La aspiración a la puntualidad se ha convertido en un verdadero acto de soberbia, un pecado capital que en esta ciudad se paga carísimo. Al igual que los capitalinos motorizados, los transeúntes han tenido que desarrollar toda suerte de virtudes, de disposiciones estables del entendimiento y de la voluntad para regular sus actos, ordenar sus pasiones y guiar su conducta. La verdad es que somos un ejemplo para nuestros asambleístas que, en cambio, han sabido sustraerse al efecto civilizatorio que sobre todos los demás han tenido los gobiernos perredistas.
La obra faraónica del segundo piso nos ha hecho sufrir casi tanto como la construcción de las pirámides a los albañiles de la época, y eso que nosotros conocemos la rueda. De toda apariencia los recursos para servicios urbanos han ido a parar en las toneladas de concreto que requieren los gigantescos pilares que sostienen los carriles superiores del periférico. La grandiosidad de la obra ofrece un penoso contraste con el estado miserable de banquetas rotas y calles horadadas por las lluvias o por taladros, y sólo agrava la contaminación visual del grafiti y de los agresivos espectaculares que dominan el paisaje. Para sortear los amenazantes baches de todas dimensiones que se han multiplicado en las últimas semanas tenemos que desplegar gran diligencia, sobre todo después del atardecer, porque el alumbrado público también ha sido descuidado y no queda más que la luz de la esperanza perredista para iluminar nuestro camino.

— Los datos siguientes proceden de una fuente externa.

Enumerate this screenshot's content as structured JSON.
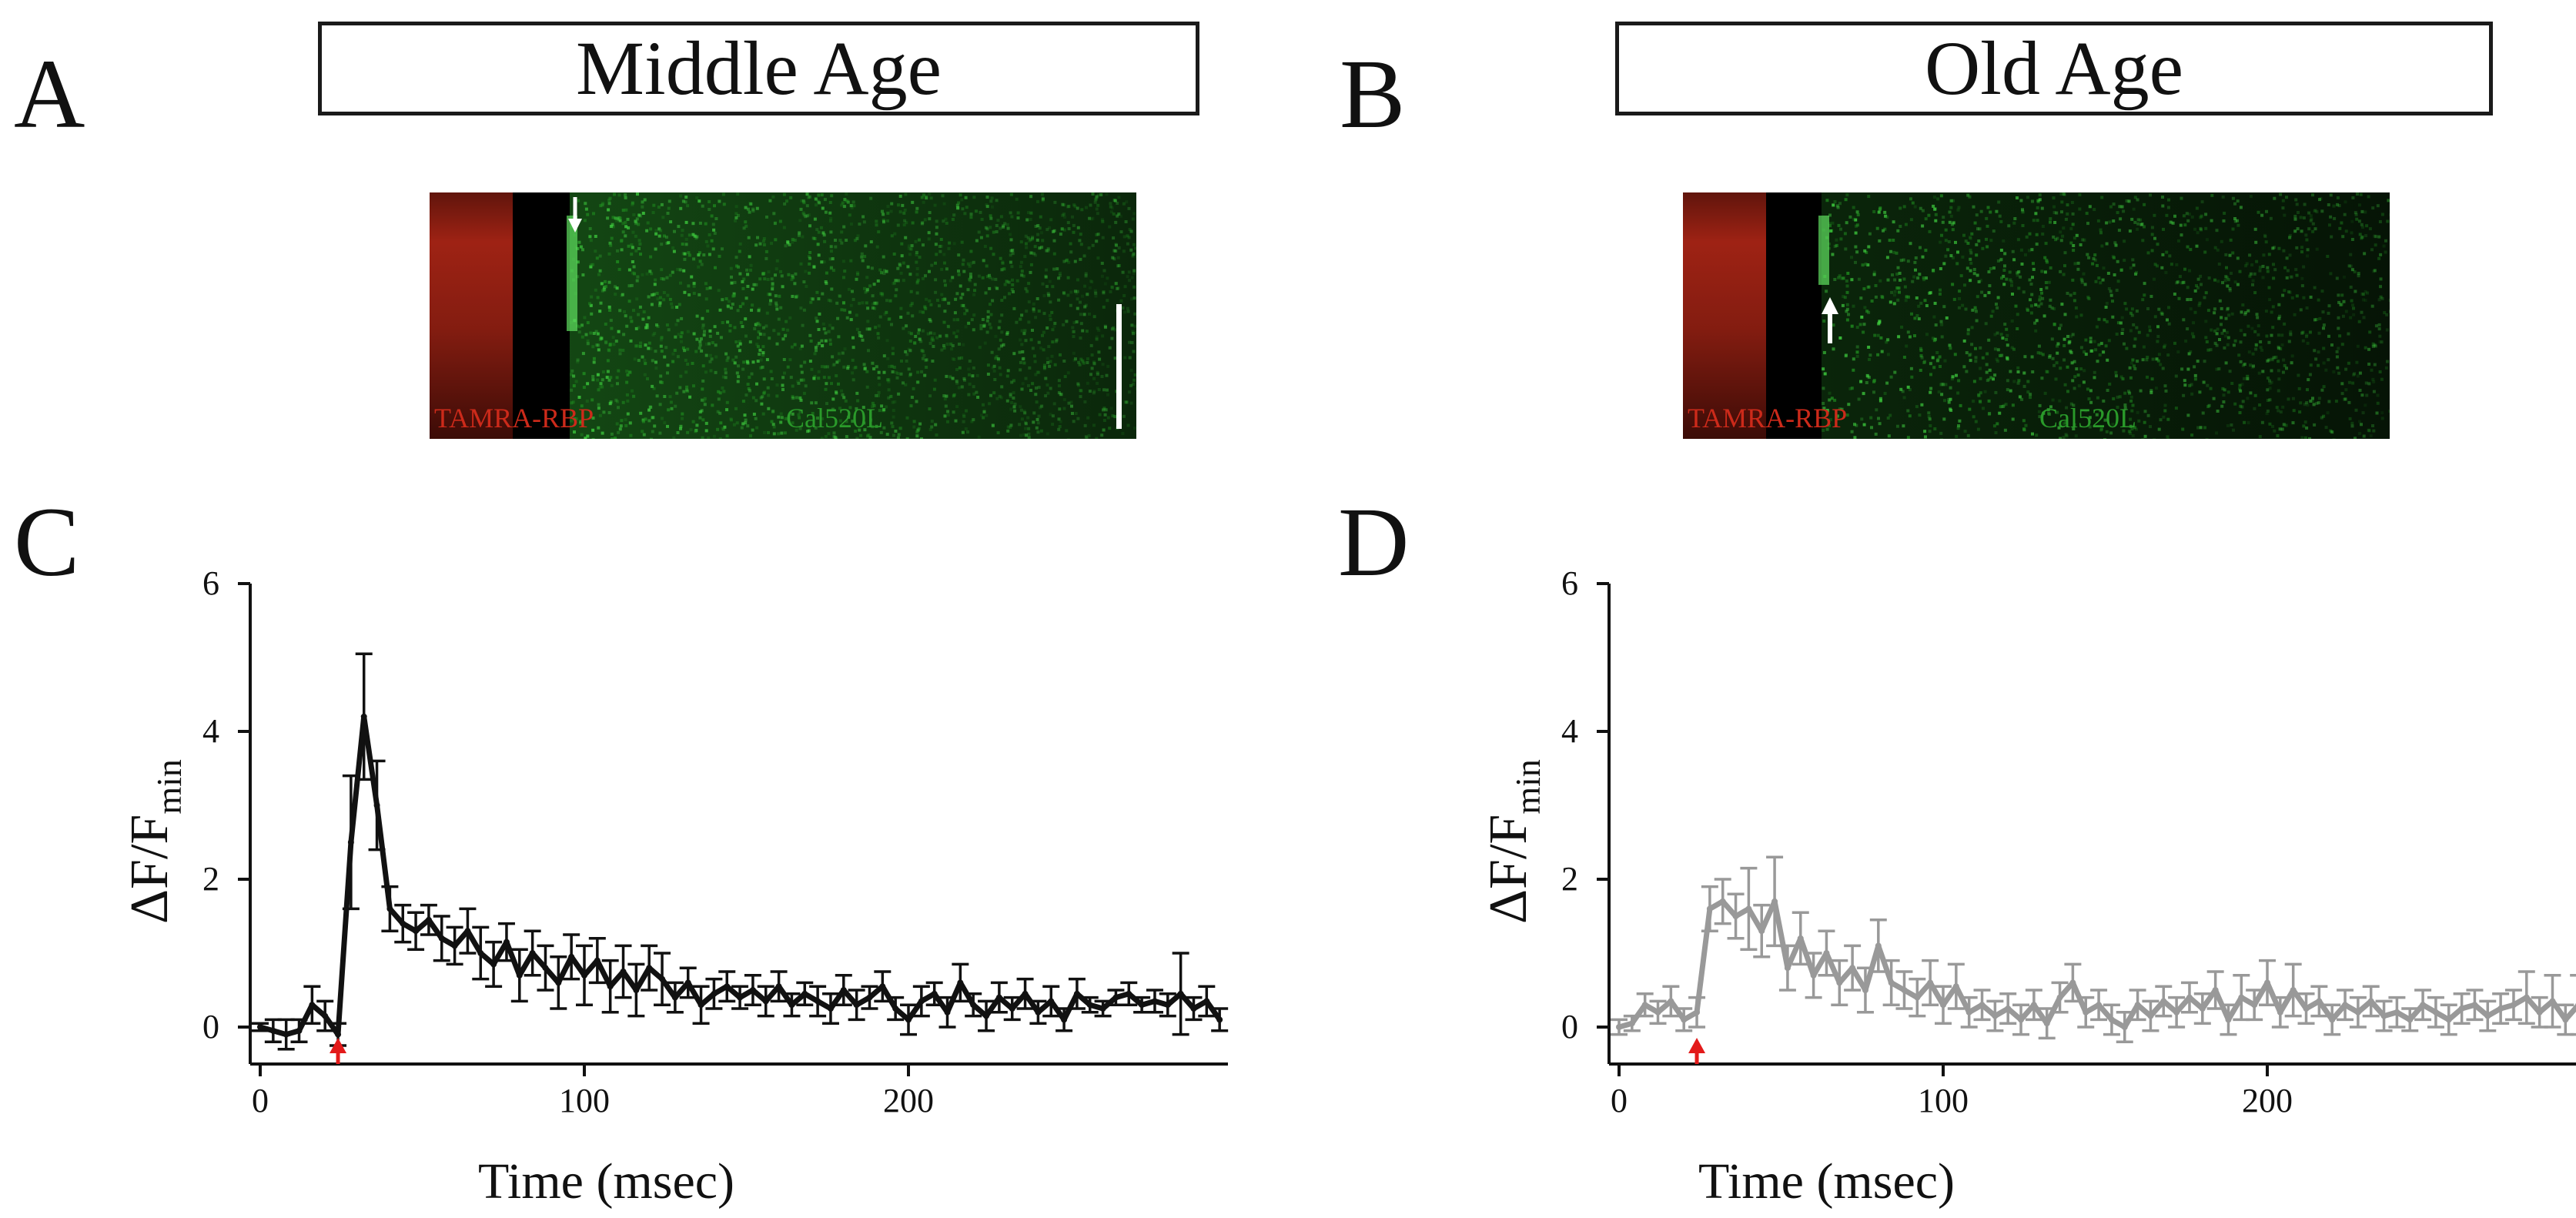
{
  "panels": {
    "A": {
      "letter": "A",
      "title": "Middle Age",
      "label_red": "TAMRA-RBP",
      "label_green": "Cal520L"
    },
    "B": {
      "letter": "B",
      "title": "Old Age",
      "label_red": "TAMRA-RBP",
      "label_green": "Cal520L"
    },
    "C": {
      "letter": "C"
    },
    "D": {
      "letter": "D"
    }
  },
  "colors": {
    "red_stain": "#b02616",
    "green_stain": "#2ea82e",
    "series_C": "#111111",
    "series_D": "#999999",
    "stim_arrow": "#e31a1a"
  },
  "icons": {
    "scan_arrow": "white-arrow-icon",
    "stim_arrow": "red-arrow-icon"
  },
  "chart_data": [
    {
      "panel": "C",
      "type": "line",
      "title": "",
      "xlabel": "Time (msec)",
      "ylabel": "ΔF/Fmin",
      "ylabel_main": "ΔF/F",
      "ylabel_sub": "min",
      "xlim": [
        -5,
        298
      ],
      "ylim": [
        -0.5,
        6
      ],
      "xticks": [
        0,
        100,
        200
      ],
      "yticks": [
        0,
        2,
        4,
        6
      ],
      "grid": false,
      "stimulus_time": 24,
      "series": [
        {
          "name": "Middle Age",
          "x": [
            0,
            4,
            8,
            12,
            16,
            20,
            24,
            28,
            32,
            36,
            40,
            44,
            48,
            52,
            56,
            60,
            64,
            68,
            72,
            76,
            80,
            84,
            88,
            92,
            96,
            100,
            104,
            108,
            112,
            116,
            120,
            124,
            128,
            132,
            136,
            140,
            144,
            148,
            152,
            156,
            160,
            164,
            168,
            172,
            176,
            180,
            184,
            188,
            192,
            196,
            200,
            204,
            208,
            212,
            216,
            220,
            224,
            228,
            232,
            236,
            240,
            244,
            248,
            252,
            256,
            260,
            264,
            268,
            272,
            276,
            280,
            284,
            288,
            292,
            296
          ],
          "y": [
            0.0,
            -0.05,
            -0.1,
            -0.05,
            0.3,
            0.15,
            -0.1,
            2.5,
            4.2,
            3.0,
            1.6,
            1.4,
            1.3,
            1.45,
            1.2,
            1.1,
            1.3,
            1.0,
            0.85,
            1.15,
            0.7,
            1.0,
            0.8,
            0.6,
            0.95,
            0.7,
            0.9,
            0.55,
            0.75,
            0.5,
            0.8,
            0.65,
            0.4,
            0.6,
            0.3,
            0.45,
            0.55,
            0.4,
            0.5,
            0.35,
            0.55,
            0.3,
            0.45,
            0.35,
            0.25,
            0.5,
            0.3,
            0.4,
            0.55,
            0.25,
            0.1,
            0.35,
            0.45,
            0.2,
            0.6,
            0.3,
            0.15,
            0.4,
            0.25,
            0.45,
            0.2,
            0.35,
            0.1,
            0.45,
            0.3,
            0.25,
            0.4,
            0.45,
            0.3,
            0.35,
            0.3,
            0.45,
            0.25,
            0.35,
            0.1
          ],
          "err": [
            0.05,
            0.15,
            0.2,
            0.15,
            0.25,
            0.2,
            0.15,
            0.9,
            0.85,
            0.6,
            0.3,
            0.25,
            0.25,
            0.2,
            0.3,
            0.25,
            0.3,
            0.35,
            0.3,
            0.25,
            0.35,
            0.3,
            0.3,
            0.35,
            0.3,
            0.4,
            0.3,
            0.35,
            0.35,
            0.35,
            0.3,
            0.35,
            0.2,
            0.2,
            0.25,
            0.2,
            0.2,
            0.15,
            0.2,
            0.2,
            0.2,
            0.15,
            0.15,
            0.2,
            0.2,
            0.2,
            0.2,
            0.15,
            0.2,
            0.15,
            0.2,
            0.2,
            0.15,
            0.2,
            0.25,
            0.15,
            0.2,
            0.2,
            0.15,
            0.2,
            0.15,
            0.2,
            0.15,
            0.2,
            0.1,
            0.1,
            0.1,
            0.15,
            0.1,
            0.15,
            0.15,
            0.55,
            0.15,
            0.2,
            0.15
          ]
        }
      ]
    },
    {
      "panel": "D",
      "type": "line",
      "title": "",
      "xlabel": "Time (msec)",
      "ylabel": "ΔF/Fmin",
      "ylabel_main": "ΔF/F",
      "ylabel_sub": "min",
      "xlim": [
        -5,
        298
      ],
      "ylim": [
        -0.5,
        6
      ],
      "xticks": [
        0,
        100,
        200
      ],
      "yticks": [
        0,
        2,
        4,
        6
      ],
      "grid": false,
      "stimulus_time": 24,
      "series": [
        {
          "name": "Old Age",
          "x": [
            0,
            4,
            8,
            12,
            16,
            20,
            24,
            28,
            32,
            36,
            40,
            44,
            48,
            52,
            56,
            60,
            64,
            68,
            72,
            76,
            80,
            84,
            88,
            92,
            96,
            100,
            104,
            108,
            112,
            116,
            120,
            124,
            128,
            132,
            136,
            140,
            144,
            148,
            152,
            156,
            160,
            164,
            168,
            172,
            176,
            180,
            184,
            188,
            192,
            196,
            200,
            204,
            208,
            212,
            216,
            220,
            224,
            228,
            232,
            236,
            240,
            244,
            248,
            252,
            256,
            260,
            264,
            268,
            272,
            276,
            280,
            284,
            288,
            292,
            296
          ],
          "y": [
            0.0,
            0.05,
            0.3,
            0.2,
            0.35,
            0.1,
            0.2,
            1.6,
            1.7,
            1.5,
            1.6,
            1.3,
            1.7,
            0.8,
            1.2,
            0.7,
            1.0,
            0.6,
            0.8,
            0.5,
            1.1,
            0.6,
            0.5,
            0.4,
            0.6,
            0.3,
            0.55,
            0.2,
            0.3,
            0.15,
            0.25,
            0.1,
            0.3,
            0.05,
            0.4,
            0.6,
            0.2,
            0.3,
            0.1,
            0.0,
            0.3,
            0.15,
            0.35,
            0.2,
            0.4,
            0.25,
            0.5,
            0.1,
            0.4,
            0.3,
            0.6,
            0.2,
            0.5,
            0.25,
            0.35,
            0.1,
            0.3,
            0.2,
            0.35,
            0.15,
            0.2,
            0.1,
            0.3,
            0.2,
            0.1,
            0.25,
            0.3,
            0.15,
            0.25,
            0.3,
            0.4,
            0.2,
            0.35,
            0.1,
            0.3
          ],
          "err": [
            0.1,
            0.1,
            0.15,
            0.15,
            0.2,
            0.15,
            0.2,
            0.3,
            0.3,
            0.3,
            0.55,
            0.35,
            0.6,
            0.3,
            0.35,
            0.3,
            0.3,
            0.3,
            0.3,
            0.3,
            0.35,
            0.3,
            0.25,
            0.25,
            0.3,
            0.25,
            0.3,
            0.2,
            0.2,
            0.2,
            0.2,
            0.2,
            0.2,
            0.2,
            0.2,
            0.25,
            0.2,
            0.2,
            0.2,
            0.2,
            0.2,
            0.2,
            0.2,
            0.2,
            0.2,
            0.2,
            0.25,
            0.2,
            0.3,
            0.2,
            0.3,
            0.2,
            0.35,
            0.2,
            0.2,
            0.2,
            0.2,
            0.2,
            0.2,
            0.2,
            0.2,
            0.15,
            0.2,
            0.2,
            0.2,
            0.2,
            0.2,
            0.2,
            0.2,
            0.2,
            0.35,
            0.2,
            0.35,
            0.2,
            0.4
          ]
        }
      ]
    }
  ]
}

Las vialidades se han vuelto auténticas trampas en las que quedan atrapados sin misericordia coches, autobuses y peseras, cuyos ocupantes tienen que pedir al cielo templanza para no dejarse llevar por la ira.
Humildad y fortaleza ante los asaltantes nos manda el gobierno de la ciudad, aunque sea éste un pobre seguro para cualquier habitante de la capital de la república, rico o pobre, pero es el único recurso que tenemos para defendernos de la violencia criminal.
Se nos recomienda que nos acojamos a la esperanza de que los ladrones se apiaden de nosotros, que se conformen con nuestras bolsas, si así lo desean, y nos perdonen la vida o nos dejen ir sin mutilarnos. Todavía más es la fortaleza que se espera de los habitantes de las colonias populares que tienen mucho menos recursos materiales para protegerse de robos, asaltos y violaciones.
No ha de reprochársenos a los defeños falta de generosidad, pues hemos cedido mucho de nuestro espacio público a la política de privatización de un gobierno que, mientras denuncia las políticas neoliberales, permite que los vecinos cierren calles, los comerciantes ambulantes invadan las banquetas y los franeleros se apropien lugares de estacionamiento.
Los fuereños Fox y López Obrador están haciendo pagar bien caros los excesos y pecados del pasado al Distrito Federal. Nos hemos sometido a sus exigencias. Ahora por lo menos el gobierno de la ciudad está en deuda con los habitantes de la capital de la república que tan virtuosos nos hemos mostrado. Es hora de que le pidan al Vaticano que nos otorgue por lo menos la Palma del Martirio.